El punto de partida es el aumento del 2,85 % aplicado este mes. Esa suba impacta de manera directa en los haberes y, al mismo tiempo, redefine el parámetro que utiliza ANSES para liquidar la Compensación. No se trata de un cambio de reglas, sino de un corrimiento automático que se activa con cada actualización mensual.
La clave está en el tope total: en febrero, el ingreso máximo que puede alcanzarse con refuerzo incluido quedó fijado en $429.254,35. Ese valor surge de sumar la jubilación mínima actualizada ($359.254,35) más el bono máximo ($70.000). Quienes, luego del aumento, superan ese monto, no reciben Compensación.

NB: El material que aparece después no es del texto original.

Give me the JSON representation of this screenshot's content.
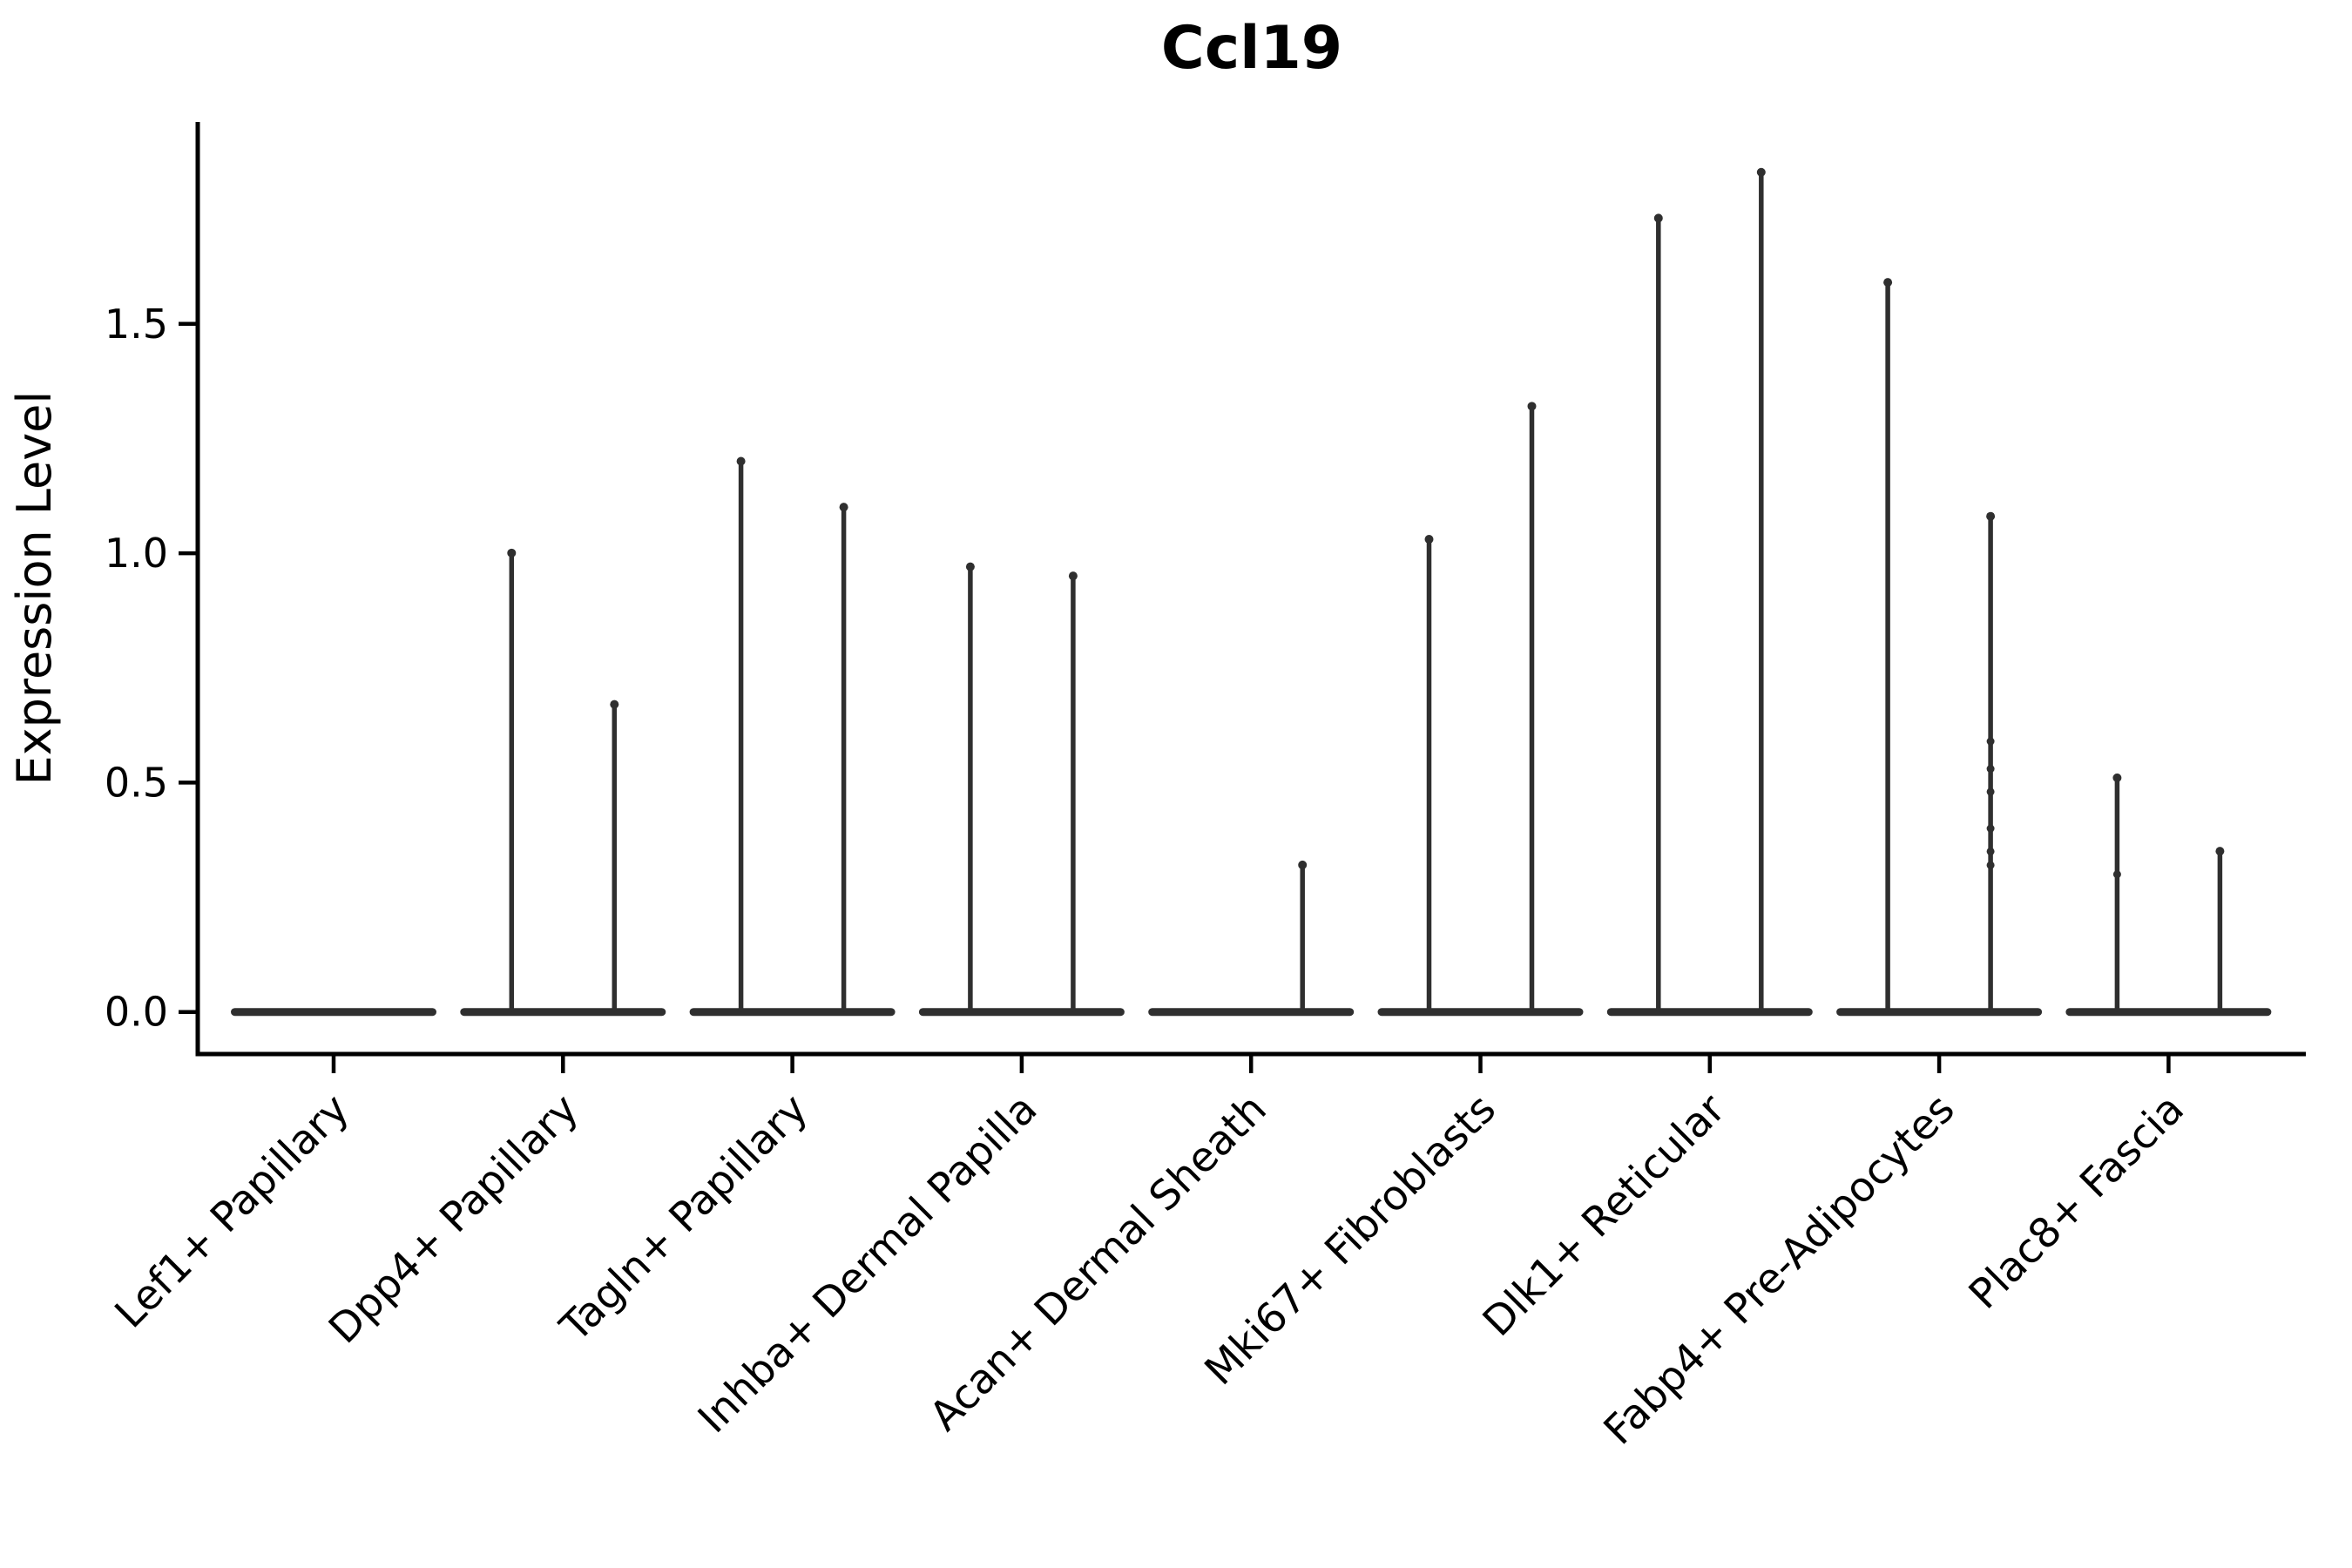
{
  "chart_data": {
    "type": "violin",
    "title": "Ccl19",
    "xlabel": "",
    "ylabel": "Expression Level",
    "ylim": [
      -0.09,
      1.94
    ],
    "grid": false,
    "legend": false,
    "violins_per_category": 2,
    "yticks": [
      {
        "value": 0.0,
        "label": "0.0"
      },
      {
        "value": 0.5,
        "label": "0.5"
      },
      {
        "value": 1.0,
        "label": "1.0"
      },
      {
        "value": 1.5,
        "label": "1.5"
      }
    ],
    "categories": [
      {
        "label": "Lef1+ Papillary",
        "violins": [
          {
            "max": 0.0,
            "points": []
          },
          {
            "max": 0.0,
            "points": []
          }
        ]
      },
      {
        "label": "Dpp4+ Papillary",
        "violins": [
          {
            "max": 1.01,
            "points": []
          },
          {
            "max": 0.68,
            "points": []
          }
        ]
      },
      {
        "label": "Tagln+ Papillary",
        "violins": [
          {
            "max": 1.21,
            "points": []
          },
          {
            "max": 1.11,
            "points": []
          }
        ]
      },
      {
        "label": "Inhba+ Dermal Papilla",
        "violins": [
          {
            "max": 0.98,
            "points": []
          },
          {
            "max": 0.96,
            "points": []
          }
        ]
      },
      {
        "label": "Acan+ Dermal Sheath",
        "violins": [
          {
            "max": 0.0,
            "points": []
          },
          {
            "max": 0.33,
            "points": []
          }
        ]
      },
      {
        "label": "Mki67+ Fibroblasts",
        "violins": [
          {
            "max": 1.04,
            "points": []
          },
          {
            "max": 1.33,
            "points": []
          }
        ]
      },
      {
        "label": "Dlk1+ Reticular",
        "violins": [
          {
            "max": 1.74,
            "points": []
          },
          {
            "max": 1.84,
            "points": []
          }
        ]
      },
      {
        "label": "Fabp4+ Pre-Adipocytes",
        "violins": [
          {
            "max": 1.6,
            "points": []
          },
          {
            "max": 1.09,
            "points": [
              0.59,
              0.53,
              0.48,
              0.4,
              0.35,
              0.32
            ]
          }
        ]
      },
      {
        "label": "Plac8+ Fascia",
        "violins": [
          {
            "max": 0.52,
            "points": [
              0.3
            ]
          },
          {
            "max": 0.36,
            "points": []
          }
        ]
      }
    ],
    "colors": {
      "violin": "#2f2f2f",
      "axis": "#000000",
      "background": "#ffffff"
    }
  }
}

El mecanismo es escalonado. Los jubilados que cobran la mínima acceden al bono completo; quienes están por encima reciben un refuerzo variable solo para “emparejar” hasta el tope; y los que quedan por arriba del límite quedan excluidos. De allí que en febrero algunos jubilados hayan cobrado menos bono que en meses anteriores o hayan dejado de percibirlo.
En síntesis, la exclusión no responde a un recorte ni a un requisito nuevo: es el efecto combinado del aumento y del tope. Con cada movilidad, el sistema recalcula y vuelve a segmentar. Por eso, entender ese límite resulta clave para anticipar si en febrero corresponde -o no- cobrar la Compensación previsional.